It's quite interesting research, clearly describes the experimental and control groups, highlights random assignment, and the description of the commonly used "priming" process makes something often unclear pretty darn clear:
Thoughts related to God cultivate cooperative behaviour and generosity, according to University of British Columbia psychology researchers.
The researchers are asking a cause-effect question, which requires experimentation:
Priming is an experimental procedure used by cognitive and social scientists, mainly in psychology and economics, to obtain indicators of social tendencies by implicitly inducing relevant thoughts. As priming operates largely outside explicit awareness, subjects are unlikely to consciously revise their behaviours...groups were randomly assigned to the religious prime or to the control group.
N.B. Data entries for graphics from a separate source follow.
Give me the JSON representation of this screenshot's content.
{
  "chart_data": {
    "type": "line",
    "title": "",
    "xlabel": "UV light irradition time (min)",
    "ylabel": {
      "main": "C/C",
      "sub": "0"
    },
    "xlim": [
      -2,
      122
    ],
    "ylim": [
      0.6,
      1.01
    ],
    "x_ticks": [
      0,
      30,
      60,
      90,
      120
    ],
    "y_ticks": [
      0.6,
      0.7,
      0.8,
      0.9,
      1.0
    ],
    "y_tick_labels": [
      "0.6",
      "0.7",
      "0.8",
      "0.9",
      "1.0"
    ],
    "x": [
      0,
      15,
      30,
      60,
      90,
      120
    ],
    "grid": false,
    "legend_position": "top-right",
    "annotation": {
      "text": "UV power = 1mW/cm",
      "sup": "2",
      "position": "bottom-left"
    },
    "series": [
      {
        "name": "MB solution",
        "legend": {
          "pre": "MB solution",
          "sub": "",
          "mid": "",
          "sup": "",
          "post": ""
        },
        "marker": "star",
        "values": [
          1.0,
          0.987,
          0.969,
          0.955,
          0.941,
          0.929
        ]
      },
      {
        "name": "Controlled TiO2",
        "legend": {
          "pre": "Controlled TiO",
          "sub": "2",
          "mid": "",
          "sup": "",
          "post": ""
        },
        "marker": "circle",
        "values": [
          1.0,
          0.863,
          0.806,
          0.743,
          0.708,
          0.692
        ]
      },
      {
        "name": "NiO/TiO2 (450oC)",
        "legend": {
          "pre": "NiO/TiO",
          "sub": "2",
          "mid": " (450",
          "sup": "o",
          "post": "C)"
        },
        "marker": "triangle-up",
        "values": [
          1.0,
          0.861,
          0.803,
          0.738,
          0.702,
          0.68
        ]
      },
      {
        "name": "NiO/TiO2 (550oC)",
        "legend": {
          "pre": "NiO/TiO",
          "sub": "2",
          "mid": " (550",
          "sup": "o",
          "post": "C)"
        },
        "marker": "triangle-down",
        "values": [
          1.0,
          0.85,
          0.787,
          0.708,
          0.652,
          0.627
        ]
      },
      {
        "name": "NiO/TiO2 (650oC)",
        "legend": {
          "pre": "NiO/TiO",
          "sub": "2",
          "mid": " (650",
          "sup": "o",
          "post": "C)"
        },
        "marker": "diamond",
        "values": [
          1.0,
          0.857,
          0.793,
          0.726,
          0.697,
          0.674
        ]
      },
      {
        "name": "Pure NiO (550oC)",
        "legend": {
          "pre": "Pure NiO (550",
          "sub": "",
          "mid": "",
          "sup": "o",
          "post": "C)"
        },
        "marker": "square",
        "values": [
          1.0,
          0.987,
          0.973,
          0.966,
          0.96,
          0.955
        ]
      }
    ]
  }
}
Participants in the religious prime group were given a word game and had to unscramble sentences (using spirit, divine, God, sacred and prophet). Those in the control group were given the same task with non-spiritual words.
Here's something that interests me. The researchers found that religious primes resulted in moral behavior, but found that secular primes of social justice and civic responsibility affected morality equally:
This is a twist on an age old question -- does a belief in God influence moral behaviour?
I wonder why the title of the article is all about God, and the results about secular primes are hidden within the article? Really, couldn't they have titled it, "Thinking About Civic Responsibility Leads to Generosity, Study Suggests"?
In the second study the researchers also investigated the strength of the religious prime relative to a secular prime. They used concepts of civic responsibility and social justice to prime subjects (with target words civic, jury, court, police and contract) and obtained almost identical results.